Suscitant comme souvent dans ces rencontres beaucoup d’interrogations sur la part autobiographique et la part romancée présentes dans son livre, Hélène Couturier répond que selon elle rien n’est jamais ni totalement inventé, ni totalement vrai.

Les vingt personnes détenues présentes avaient presque toutes lu Il était combien de fois : elles avaient toutes travaillé sur l’ouvrage avec Brigitte, leur enseignante qui chaque jour les accompagne qui dans la lecture, qui dans l’écriture, dans la révision de fondamentaux. D’âges et de parcours différents les lectrices de la prison de Nice ont toutes en commun une soif d’apprendre, de s’évader de leur quotidien carcéral. Que ce soit par l’art thérapie, qu’elles peuvent pratiquer dans une salle dédiée aux pratiques artistiques située dans le quartier des hommes, par la lecture avec les bénévoles de Lire pour en Sortir ou grâce à leur codétenue auxiliaire de bibliothèque Virginie*, ou encore au sein de l’atelier théâtre,  les femmes détenues utilisent chaque occasion pour exprimer cette sensibilité aux choses de la vie, cette acuité si particulière que l’on retrouve en échangeant avec les personnes détenues.

Avec Hélène Couturier, dans la salle de classe qui sert aussi de bibliothèque au quartier des femmes** de la prison, la rencontre autour de ce livre situé dans Barcelone s’est terminée par une séance de dédicaces. Sabrina*, la toute petite vingtaine, comme Yvonne*, 73 ans, sont fières d’avoir fait la connaissance d’un auteur. Une « femme qui déchire » pour l’une, une femme qui l’a poussée dans ses retranchements pour l’autre…

Hélène Couturier vit entre Montpellier et Barcelone. Depuis la sortie de Il était combien de fois aux éditions Le Dilettante elle a publié un ouvrage jeunesse, Bye bye Bollywood.

* Les prénoms ont été modifiés.

** Pour mémoire, en mars 2017 plus de 69 000 personnes étaient incarcérées en France dont 2330 femmes (source OIP).

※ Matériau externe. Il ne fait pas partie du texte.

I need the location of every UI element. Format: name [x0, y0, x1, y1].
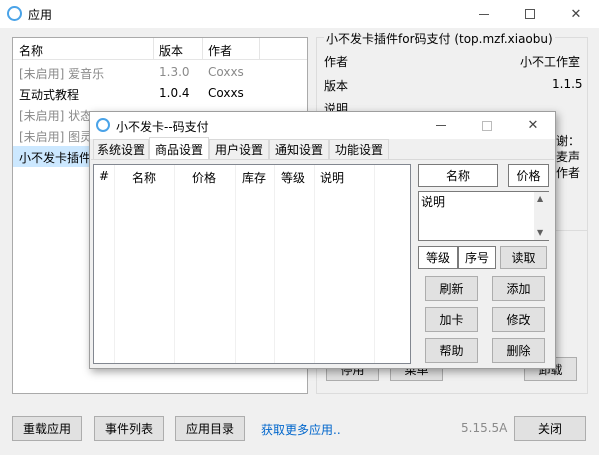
scroll-up-icon[interactable]: ▲	[537, 194, 543, 203]
app-name: [未启用] 状态	[19, 109, 93, 123]
goods-order-field[interactable]: 序号	[458, 246, 496, 269]
dialog-title-bar: 小不发卡--码支付 ✕	[90, 112, 555, 139]
help-button[interactable]: 帮助	[425, 338, 478, 363]
list-item[interactable]: 互动式教程 1.0.4 Coxxs	[13, 83, 307, 104]
dialog-maximize-button[interactable]	[464, 112, 510, 139]
goods-level-field[interactable]: 等级	[418, 246, 458, 269]
app-author: Coxxs	[208, 65, 244, 79]
main-title-bar: 应用 ✕	[0, 0, 599, 28]
tab-system-settings[interactable]: 系统设置	[93, 139, 149, 159]
column-divider	[374, 165, 375, 363]
window-title: 应用	[28, 8, 53, 22]
version-value: 1.1.5	[552, 77, 583, 91]
edit-button[interactable]: 修改	[492, 307, 545, 332]
column-header-level[interactable]: 等级	[281, 169, 305, 186]
info-group-title: 小不发卡插件for码支付 (top.mzf.xiaobu)	[324, 30, 555, 47]
column-divider	[114, 165, 115, 363]
dialog-close-button[interactable]: ✕	[510, 112, 556, 139]
version-label: 版本	[324, 79, 349, 93]
tab-goods-settings[interactable]: 商品设置	[149, 137, 209, 160]
close-icon: ✕	[570, 6, 582, 22]
goods-price-field[interactable]: 价格	[508, 164, 549, 187]
minimize-icon	[436, 125, 446, 126]
goods-name-field[interactable]: 名称	[418, 164, 498, 187]
get-more-apps-link[interactable]: 获取更多应用..	[261, 421, 341, 438]
close-window-button[interactable]: 关闭	[514, 416, 586, 441]
column-divider	[235, 165, 236, 363]
app-directory-button[interactable]: 应用目录	[175, 416, 245, 441]
description-scrollbar[interactable]: ▲ ▼	[534, 192, 549, 240]
app-circle-icon	[96, 118, 110, 132]
column-header-name[interactable]: 名称	[19, 42, 43, 59]
column-divider	[259, 38, 260, 60]
info-text: 作者	[556, 166, 581, 180]
app-version: 1.3.0	[159, 65, 190, 79]
bottom-bar: 重载应用 事件列表 应用目录 获取更多应用.. 5.15.5A 关闭	[0, 405, 599, 455]
column-divider	[314, 165, 315, 363]
tab-notify-settings[interactable]: 通知设置	[269, 139, 329, 159]
info-text: 麦声	[556, 150, 581, 164]
maximize-icon	[525, 9, 535, 19]
app-version: 1.0.4	[159, 86, 190, 100]
maximize-icon	[482, 120, 492, 131]
refresh-button[interactable]: 刷新	[425, 276, 478, 301]
info-text: 谢：	[556, 134, 581, 148]
author-value: 小不工作室	[520, 55, 581, 69]
tab-user-settings[interactable]: 用户设置	[209, 139, 269, 159]
reload-apps-button[interactable]: 重载应用	[12, 416, 82, 441]
app-name: 小不发卡插件	[19, 151, 92, 165]
column-header-version[interactable]: 版本	[159, 42, 183, 59]
author-label: 作者	[324, 55, 349, 69]
close-icon: ✕	[527, 118, 539, 133]
column-header-index[interactable]: #	[99, 169, 109, 183]
column-header-price[interactable]: 价格	[192, 169, 216, 186]
list-item[interactable]: [未启用] 爱音乐 1.3.0 Coxxs	[13, 62, 307, 83]
app-author: Coxxs	[208, 86, 244, 100]
goods-description-field[interactable]: 说明 ▲ ▼	[418, 191, 549, 241]
dialog-title: 小不发卡--码支付	[116, 120, 209, 134]
column-divider	[274, 165, 275, 363]
tab-feature-settings[interactable]: 功能设置	[329, 139, 389, 159]
close-button[interactable]: ✕	[553, 0, 599, 28]
maximize-button[interactable]	[507, 0, 553, 28]
app-name: [未启用] 图灵	[19, 130, 93, 144]
app-circle-icon	[7, 6, 22, 21]
add-button[interactable]: 添加	[492, 276, 545, 301]
scroll-down-icon[interactable]: ▼	[537, 228, 543, 237]
column-divider	[174, 165, 175, 363]
goods-table[interactable]: # 名称 价格 库存 等级 说明	[93, 164, 411, 364]
minimize-icon	[479, 13, 489, 15]
plugin-dialog: 小不发卡--码支付 ✕ 系统设置 商品设置 用户设置 通知设置 功能设置 # 名…	[89, 111, 556, 369]
tab-underline	[91, 159, 554, 160]
add-card-button[interactable]: 加卡	[425, 307, 478, 332]
app-name: [未启用] 爱音乐	[19, 67, 105, 81]
column-header-stock[interactable]: 库存	[242, 169, 266, 186]
column-header-description[interactable]: 说明	[320, 169, 344, 186]
dialog-minimize-button[interactable]	[418, 112, 464, 139]
delete-button[interactable]: 删除	[492, 338, 545, 363]
list-header: 名称 版本 作者	[13, 38, 307, 60]
column-header-author[interactable]: 作者	[208, 42, 232, 59]
minimize-button[interactable]	[461, 0, 507, 28]
app-name: 互动式教程	[19, 88, 80, 102]
program-version: 5.15.5A	[461, 421, 508, 435]
event-list-button[interactable]: 事件列表	[94, 416, 164, 441]
column-divider	[153, 38, 154, 60]
column-divider	[202, 38, 203, 60]
column-header-name[interactable]: 名称	[132, 169, 156, 186]
read-button[interactable]: 读取	[500, 246, 547, 269]
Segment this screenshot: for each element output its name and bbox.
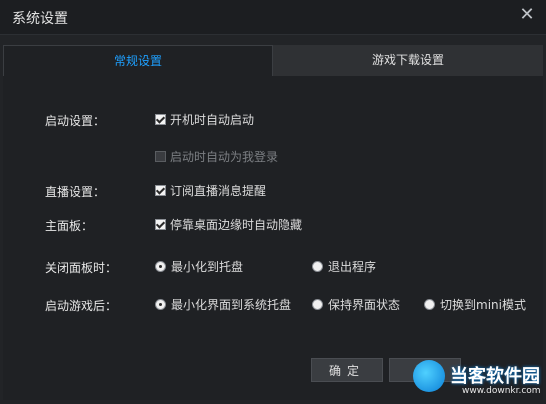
tab-general-settings[interactable]: 常规设置 [3,45,273,76]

Lire pour en Sortir développe un programme de lecture personnalisé pour accompagner la réinsertion des personnes détenues, quelques soient la durée de leur peine ou leur niveau scolaire. Piloté par des intervenants en prison – souvent bénévoles d’associations comme le Secours Catholique ou l’ANVP (association nationale des visiteurs de prison), ce programme de lecture permet aux personnes détenues qui le souhaitent de recevoir un livre neuf (acheté auprès de librairies locales, à Nice la librairie Masséna). A chaque fiche de lecture rendue un nouveau livre peut être commandé, et les efforts fournis sont indiqués dans le dossier présenté au juge d’application des peines (en vue d’éventuelles RPS – remises de peine supplémentaires). Chaque trimestre une rencontre avec un auteur est également proposée.